Over the past ten to fifteen years there has emerged an
increasing concern with mobility in the social sciences and
humanities. In Mobility, Space and Culture, Peter Merriman provides
an important and timely contribution to the mobilities turn in the
social sciences, encouraging academics to rethink the relationship
between movement, embodied practices, space and place.
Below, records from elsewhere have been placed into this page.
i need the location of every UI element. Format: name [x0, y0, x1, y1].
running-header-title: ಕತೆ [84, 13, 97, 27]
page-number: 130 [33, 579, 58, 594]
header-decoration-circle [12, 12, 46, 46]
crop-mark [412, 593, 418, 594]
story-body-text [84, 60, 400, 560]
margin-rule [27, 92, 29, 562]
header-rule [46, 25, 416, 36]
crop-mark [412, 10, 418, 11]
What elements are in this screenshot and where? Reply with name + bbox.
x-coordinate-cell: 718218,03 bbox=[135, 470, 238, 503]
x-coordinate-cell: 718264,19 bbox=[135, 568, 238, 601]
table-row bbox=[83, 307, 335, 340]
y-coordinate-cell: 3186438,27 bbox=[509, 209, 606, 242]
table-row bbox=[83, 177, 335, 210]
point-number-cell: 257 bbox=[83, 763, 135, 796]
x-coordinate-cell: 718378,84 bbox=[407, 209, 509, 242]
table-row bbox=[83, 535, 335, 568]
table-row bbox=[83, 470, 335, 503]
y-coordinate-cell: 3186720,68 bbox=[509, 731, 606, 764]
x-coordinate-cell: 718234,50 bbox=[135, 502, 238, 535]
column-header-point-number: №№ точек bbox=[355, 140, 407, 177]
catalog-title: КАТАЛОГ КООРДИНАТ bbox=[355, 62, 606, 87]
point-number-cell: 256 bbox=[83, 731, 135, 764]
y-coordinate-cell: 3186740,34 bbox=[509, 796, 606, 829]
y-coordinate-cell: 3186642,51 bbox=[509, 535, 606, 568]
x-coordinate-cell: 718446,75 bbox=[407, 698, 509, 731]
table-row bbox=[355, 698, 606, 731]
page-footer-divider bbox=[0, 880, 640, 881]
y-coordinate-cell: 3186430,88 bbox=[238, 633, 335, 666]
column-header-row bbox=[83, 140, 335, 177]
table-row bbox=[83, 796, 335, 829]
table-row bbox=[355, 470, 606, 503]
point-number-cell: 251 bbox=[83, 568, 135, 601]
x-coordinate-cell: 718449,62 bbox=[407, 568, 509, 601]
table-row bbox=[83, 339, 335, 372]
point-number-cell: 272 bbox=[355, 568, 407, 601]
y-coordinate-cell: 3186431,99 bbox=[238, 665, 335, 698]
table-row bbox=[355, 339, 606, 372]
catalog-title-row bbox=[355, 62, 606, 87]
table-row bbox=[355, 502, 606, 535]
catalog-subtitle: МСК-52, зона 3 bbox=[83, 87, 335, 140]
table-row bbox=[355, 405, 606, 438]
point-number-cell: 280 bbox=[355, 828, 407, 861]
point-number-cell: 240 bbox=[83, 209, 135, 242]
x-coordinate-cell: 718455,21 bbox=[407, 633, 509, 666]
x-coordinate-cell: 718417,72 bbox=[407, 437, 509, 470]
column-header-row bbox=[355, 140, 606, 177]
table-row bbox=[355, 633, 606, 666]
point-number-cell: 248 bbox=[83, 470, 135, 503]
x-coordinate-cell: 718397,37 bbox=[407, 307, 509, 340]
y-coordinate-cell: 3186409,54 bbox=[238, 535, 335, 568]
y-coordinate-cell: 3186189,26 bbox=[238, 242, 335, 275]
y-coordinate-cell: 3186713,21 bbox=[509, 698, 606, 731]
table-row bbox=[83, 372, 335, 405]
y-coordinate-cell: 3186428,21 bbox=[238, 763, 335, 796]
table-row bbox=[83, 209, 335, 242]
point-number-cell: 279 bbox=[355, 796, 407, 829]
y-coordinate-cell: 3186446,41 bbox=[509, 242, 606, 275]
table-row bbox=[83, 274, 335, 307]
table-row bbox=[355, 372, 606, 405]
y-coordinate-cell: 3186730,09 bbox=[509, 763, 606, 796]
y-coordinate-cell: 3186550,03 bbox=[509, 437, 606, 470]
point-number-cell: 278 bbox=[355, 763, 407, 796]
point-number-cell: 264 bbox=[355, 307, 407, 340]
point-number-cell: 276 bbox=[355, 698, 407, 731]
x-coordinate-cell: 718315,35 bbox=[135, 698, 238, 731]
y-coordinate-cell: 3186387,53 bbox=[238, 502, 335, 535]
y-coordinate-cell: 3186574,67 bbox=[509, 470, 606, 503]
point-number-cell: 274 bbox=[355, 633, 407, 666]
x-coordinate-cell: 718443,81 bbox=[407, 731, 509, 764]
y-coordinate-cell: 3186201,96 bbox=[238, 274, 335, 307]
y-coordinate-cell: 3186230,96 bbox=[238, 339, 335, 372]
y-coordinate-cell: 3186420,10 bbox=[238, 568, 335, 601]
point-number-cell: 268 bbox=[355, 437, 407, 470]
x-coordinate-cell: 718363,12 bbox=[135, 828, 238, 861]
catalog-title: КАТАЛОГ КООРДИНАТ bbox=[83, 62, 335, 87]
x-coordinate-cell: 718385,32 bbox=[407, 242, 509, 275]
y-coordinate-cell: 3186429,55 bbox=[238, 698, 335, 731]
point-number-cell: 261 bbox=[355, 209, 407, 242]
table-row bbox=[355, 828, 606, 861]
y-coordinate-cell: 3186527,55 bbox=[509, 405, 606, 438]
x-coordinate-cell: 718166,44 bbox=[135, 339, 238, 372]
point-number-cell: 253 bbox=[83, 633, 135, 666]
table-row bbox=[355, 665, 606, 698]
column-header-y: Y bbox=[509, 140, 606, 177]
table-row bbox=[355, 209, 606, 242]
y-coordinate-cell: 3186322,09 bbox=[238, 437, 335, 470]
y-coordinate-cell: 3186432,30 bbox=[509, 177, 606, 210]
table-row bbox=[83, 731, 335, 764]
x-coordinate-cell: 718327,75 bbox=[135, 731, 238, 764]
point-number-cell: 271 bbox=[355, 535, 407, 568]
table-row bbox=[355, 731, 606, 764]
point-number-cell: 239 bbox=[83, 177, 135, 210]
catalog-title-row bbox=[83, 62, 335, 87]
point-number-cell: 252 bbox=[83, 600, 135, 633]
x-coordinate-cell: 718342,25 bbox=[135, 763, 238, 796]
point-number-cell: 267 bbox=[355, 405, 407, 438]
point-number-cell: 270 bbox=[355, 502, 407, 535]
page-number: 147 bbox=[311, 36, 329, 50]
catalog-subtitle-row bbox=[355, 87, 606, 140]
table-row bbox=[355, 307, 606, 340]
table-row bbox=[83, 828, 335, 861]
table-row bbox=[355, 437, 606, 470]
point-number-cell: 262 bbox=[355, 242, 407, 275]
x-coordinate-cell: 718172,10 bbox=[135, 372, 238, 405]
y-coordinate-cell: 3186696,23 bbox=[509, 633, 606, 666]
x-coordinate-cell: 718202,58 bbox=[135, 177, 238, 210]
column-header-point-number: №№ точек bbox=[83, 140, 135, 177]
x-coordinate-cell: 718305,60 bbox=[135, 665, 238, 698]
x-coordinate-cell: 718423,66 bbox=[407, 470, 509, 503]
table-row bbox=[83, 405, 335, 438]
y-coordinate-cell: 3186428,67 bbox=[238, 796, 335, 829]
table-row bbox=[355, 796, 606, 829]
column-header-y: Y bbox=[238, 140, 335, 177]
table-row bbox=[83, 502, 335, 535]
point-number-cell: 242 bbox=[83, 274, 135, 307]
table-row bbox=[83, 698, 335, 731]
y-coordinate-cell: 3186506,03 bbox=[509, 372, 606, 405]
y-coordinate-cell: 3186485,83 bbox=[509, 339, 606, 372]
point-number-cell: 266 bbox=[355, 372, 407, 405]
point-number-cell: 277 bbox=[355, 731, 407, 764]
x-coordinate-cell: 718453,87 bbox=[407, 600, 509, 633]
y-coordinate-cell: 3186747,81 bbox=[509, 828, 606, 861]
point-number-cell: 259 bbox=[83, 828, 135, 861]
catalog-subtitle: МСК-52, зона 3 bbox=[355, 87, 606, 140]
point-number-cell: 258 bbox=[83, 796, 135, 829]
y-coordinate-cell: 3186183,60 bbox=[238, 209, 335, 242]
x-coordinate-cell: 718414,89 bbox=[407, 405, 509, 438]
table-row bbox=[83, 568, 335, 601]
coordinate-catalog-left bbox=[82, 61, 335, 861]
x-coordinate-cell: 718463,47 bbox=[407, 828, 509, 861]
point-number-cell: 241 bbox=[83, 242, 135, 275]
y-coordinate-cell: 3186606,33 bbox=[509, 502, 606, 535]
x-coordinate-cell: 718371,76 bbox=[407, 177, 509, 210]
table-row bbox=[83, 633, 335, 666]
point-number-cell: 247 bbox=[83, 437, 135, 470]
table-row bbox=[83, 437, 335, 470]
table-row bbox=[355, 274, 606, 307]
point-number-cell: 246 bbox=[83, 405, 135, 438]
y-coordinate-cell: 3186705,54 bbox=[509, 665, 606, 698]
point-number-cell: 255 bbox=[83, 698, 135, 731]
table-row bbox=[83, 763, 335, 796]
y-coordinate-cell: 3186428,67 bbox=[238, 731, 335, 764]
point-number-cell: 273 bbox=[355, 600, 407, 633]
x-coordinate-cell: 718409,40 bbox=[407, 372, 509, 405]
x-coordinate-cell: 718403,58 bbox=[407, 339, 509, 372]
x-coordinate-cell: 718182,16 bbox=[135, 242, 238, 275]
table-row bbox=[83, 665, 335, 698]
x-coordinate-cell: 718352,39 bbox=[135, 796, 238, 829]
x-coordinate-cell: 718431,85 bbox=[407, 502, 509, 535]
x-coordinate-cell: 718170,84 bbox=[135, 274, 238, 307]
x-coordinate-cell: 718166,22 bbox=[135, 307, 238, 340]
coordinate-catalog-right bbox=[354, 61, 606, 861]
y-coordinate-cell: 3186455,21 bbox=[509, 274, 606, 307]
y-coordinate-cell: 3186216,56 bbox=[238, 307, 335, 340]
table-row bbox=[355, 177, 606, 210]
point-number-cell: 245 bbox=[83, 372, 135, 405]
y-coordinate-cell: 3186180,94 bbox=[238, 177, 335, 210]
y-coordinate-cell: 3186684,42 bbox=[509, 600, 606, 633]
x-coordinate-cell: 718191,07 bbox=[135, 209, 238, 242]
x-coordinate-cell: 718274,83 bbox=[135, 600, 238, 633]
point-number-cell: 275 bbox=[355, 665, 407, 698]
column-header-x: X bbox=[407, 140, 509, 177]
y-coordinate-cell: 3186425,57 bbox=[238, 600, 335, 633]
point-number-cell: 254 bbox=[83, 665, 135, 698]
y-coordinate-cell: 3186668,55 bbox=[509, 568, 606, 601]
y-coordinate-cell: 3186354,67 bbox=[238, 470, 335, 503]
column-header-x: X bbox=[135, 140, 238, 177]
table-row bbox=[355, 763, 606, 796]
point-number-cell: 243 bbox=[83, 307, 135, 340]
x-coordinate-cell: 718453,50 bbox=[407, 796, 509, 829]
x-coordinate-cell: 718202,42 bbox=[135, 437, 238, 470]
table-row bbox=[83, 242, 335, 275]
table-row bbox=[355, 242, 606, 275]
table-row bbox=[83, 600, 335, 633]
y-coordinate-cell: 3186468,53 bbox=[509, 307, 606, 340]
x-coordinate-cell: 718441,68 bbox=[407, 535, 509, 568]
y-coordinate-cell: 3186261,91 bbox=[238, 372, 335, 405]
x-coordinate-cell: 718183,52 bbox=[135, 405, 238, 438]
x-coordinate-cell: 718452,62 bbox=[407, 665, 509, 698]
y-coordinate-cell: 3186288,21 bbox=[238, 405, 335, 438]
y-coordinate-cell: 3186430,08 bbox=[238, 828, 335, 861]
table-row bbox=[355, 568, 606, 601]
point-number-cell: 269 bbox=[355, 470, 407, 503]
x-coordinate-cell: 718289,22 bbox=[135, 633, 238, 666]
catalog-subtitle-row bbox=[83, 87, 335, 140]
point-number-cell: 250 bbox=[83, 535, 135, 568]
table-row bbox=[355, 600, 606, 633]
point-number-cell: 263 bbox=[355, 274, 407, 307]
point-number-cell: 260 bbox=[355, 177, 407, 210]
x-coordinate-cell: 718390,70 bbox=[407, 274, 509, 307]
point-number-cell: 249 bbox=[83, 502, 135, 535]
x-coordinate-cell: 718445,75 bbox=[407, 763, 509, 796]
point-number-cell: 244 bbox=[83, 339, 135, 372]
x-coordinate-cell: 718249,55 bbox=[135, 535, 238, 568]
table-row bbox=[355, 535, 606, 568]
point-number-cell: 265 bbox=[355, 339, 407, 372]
The book takes an interdisciplinary approach, drawing upon
theoretical and empirical work from across the social sciences and
humanities to provide a critical evaluation of the relationship
between 'mobility' and 'place'/'site', reformulating places as in
process, open, and dynamic spatial formations. Merriman draws upon
post-structuralist writings on space, practice and society to
demonstrate how movement is not simply practised or experienced in
relation to space and time, but gives rise to rhythms, forces,
atmospheres, affects and materialities which are often more crucial
to embodied apprehensions of events than sensibilities of
spatiality and temporality. He draws upon detailed empirical
research on experiences of, and social reactions to, driving in
late Victorian and Edwardian Britain to trace how the motor-car
became associated with sensations of movement-space and enmeshed
with debates about embodiment, health, visuality, gender and
politics.
The book will be essential reading for undergraduates and
postgraduates studying mobility in sociology, geography, cultural
studies, politics, transport studies, and history.